Ce fut la ruée. Les investisseurs ont demandé dix fois plus d'actions
que Yandex n'en proposait. Résultat, le « Google russe » a relevé ses prix
au dernier moment et est parvenu le 24 mai à lever 1,3 milliards de
dollars sur le Nasdaq de New York.
La franchise de Yandex a payé, car
dans son prospectus de 2.000 pages destiné aux investisseurs
potentiels, le groupe n'a pas caché encourrir des risques politiques,
dont celui d'une OPA par des oligarques proches du pouvoir.
« Les entreprises russes de haut niveau comme la nôtre sont particulièrement vulnérables aux manoeuvres politiciennes »

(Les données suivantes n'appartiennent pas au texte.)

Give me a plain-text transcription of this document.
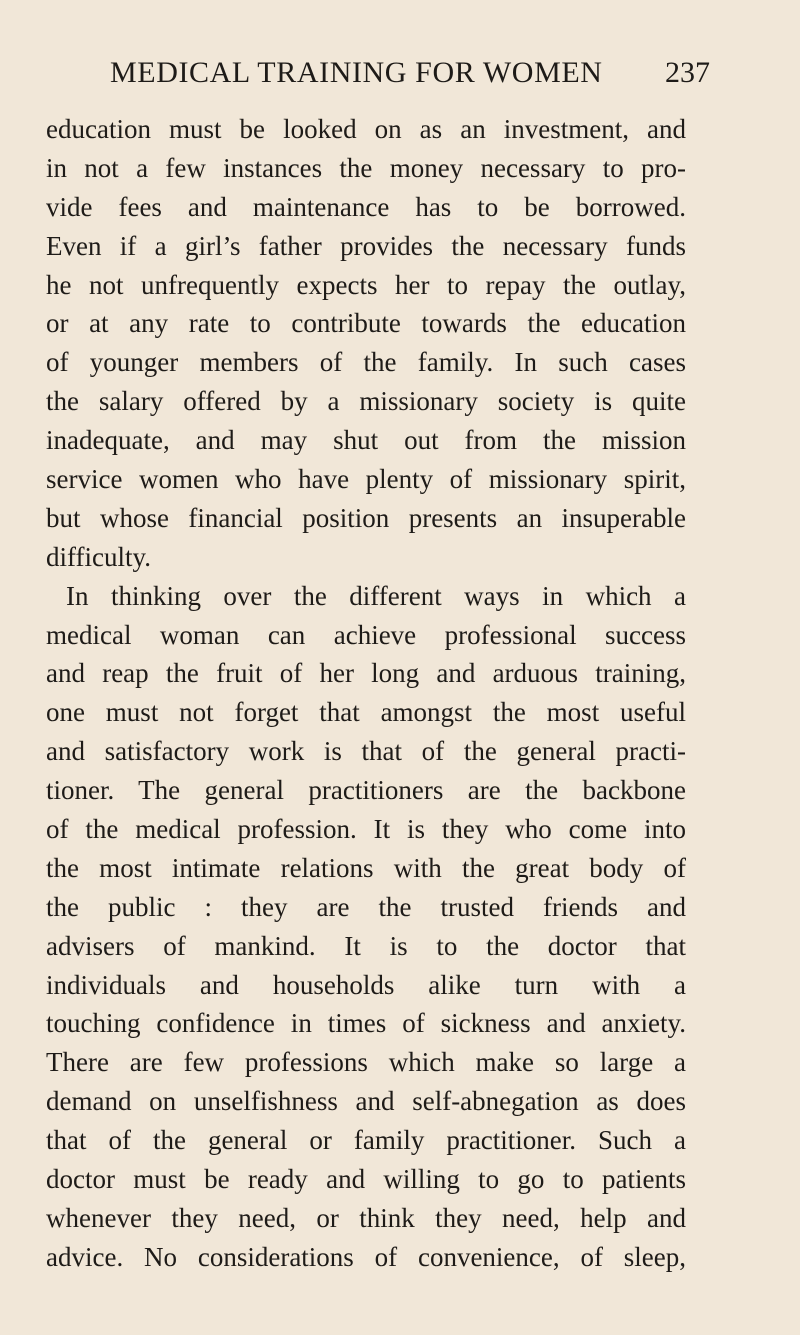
MEDICAL TRAINING FOR WOMEN 237
education must be looked on as an investment, and
in not a few instances the money necessary to pro-
vide fees and maintenance has to be borrowed.
Even if a girl’s father provides the necessary funds
he not unfrequently expects her to repay the outlay,
or at any rate to contribute towards the education
of younger members of the family. In such cases
the salary offered by a missionary society is quite
inadequate, and may shut out from the mission
service women who have plenty of missionary spirit,
but whose financial position presents an insuperable
difficulty.
In thinking over the different ways in which a
medical woman can achieve professional success
and reap the fruit of her long and arduous training,
one must not forget that amongst the most useful
and satisfactory work is that of the general practi-
tioner. The general practitioners are the backbone
of the medical profession. It is they who come into
the most intimate relations with the great body of
the public : they are the trusted friends and
advisers of mankind. It is to the doctor that
individuals and households alike turn with a
touching confidence in times of sickness and anxiety.
There are few professions which make so large a
demand on unselfishness and self-abnegation as does
that of the general or family practitioner. Such a
doctor must be ready and willing to go to patients
whenever they need, or think they need, help and
advice. No considerations of convenience, of sleep,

, précise Yandex. Il existe toujours le risque que quelqu'un interprête le traitement de l'actualité comme
« politiquement biaisé, ce qui pourrait entraîner des représailles »
, poursuit le prospectus.
Yandex affirme concentrer 64% du trafic de recherche en Russie, contre
22% pour Google, et constitue la plus grande entreprise Internet basée
en Russie en termes de recettes. Ce qui place le groupe au sommet d'un
secteur très porteur. Les dépenses de publicité surfent sur
l'accélération de la reprise économique.
Quoi qu'il en soit, le prix reste nettement en dessous de ceux des
moteurs de recherche d'autres marchés émergents, ce qui est lié en au
risque découlant d'investissements dans une entreprise
de ce type.
Selon la loi russe, tous les fournisseurs de services Internet doivent
permettre au FSB, le Service russe sécurité, de fixer sur leurs serveurs
une « boîte noire » capable de surveiller le trafic e-mail. En avril, le
FSB a fait monter la pression, en demandant l'interdiction de Skype et
de Gmail, arguant prétexte qu'ils constituaient une grave menace pour la
sécurité.
Le président Dmitri Medvedev, réputé pour ses affinités avec le Web, a
rejeté la demande, mais la discussion met en relief les relations
complexes entre l'
É
tat et l'autoroute de l'information. Figure de l'opposition, Boris Nemtsov a affirmé dans une interview que l'
É
tat fait pression sur les fournisseur d'accès à Internet pour qu'ils bloquent les sites d'opposition.
Les
choses ont pris une mauvaise tournure début mai, quand Yandex a annoncé
que le FSB l'avait contraint à fournir des détails concernant les
utilisateurs de Yandex.Dengi, son système de transfert d'argent.
Concrètement, le FSB réclamait des informations sur les contributeurs
financiers du célèbre militant anti-corruption Alexeï Navalny. Une
semaine plus tard, le Comité d'enquête de Russie, le plus haut organisme
d'enquête du pays, a ouvert une instruction sur Navalny, le soupçonnant
d'avoir utilisé sa position en tant que conseiller d'un gouverneur
régional pour forcer une entreprise de scierie à conclure un accord
défavorable.
Avides de se lancer sur un Internet russe à forte
croissance, les investisseurs attendaient depuis trois ans que Yandex
mette en vente ses fonds propres. Cependant, ils souhaitent un rabais en
raison du risque lié à la Russie, plusieurs compagnies ayant été
forcées d'annuler leurs IPO sur les marchés internationaux cette année.
« Le risque politique lié à Yandex est déjà intégré via la réduction
russe plus générale, que nous comptabilisons à hauteur de 37% de
l'ensemble du [marché émergent] »,
estime le stratège d'Otkritie Financial, Tom Mundy. Alexander Vengranovich, analyste chez Otkritie, abonde dans ce sens.
« Les investisseurs avec lesquels nous avons parlé n'attachent pas
beaucoup d'attention aux histoires de risque politique. Ils sont plutôt
intéressés par la croissance de Yandex. Les parts de Yandex rattrapent
celles de Mail.ru. En novembre, ce dernier à enregistré le seul résultat
vraiment impressionnant d'une IPO russe au cours des trois dernières
années. Tous deux offrent une exposition au segment russe d'Internet,
qui devrait afficher une croissance rapide et soutenue ».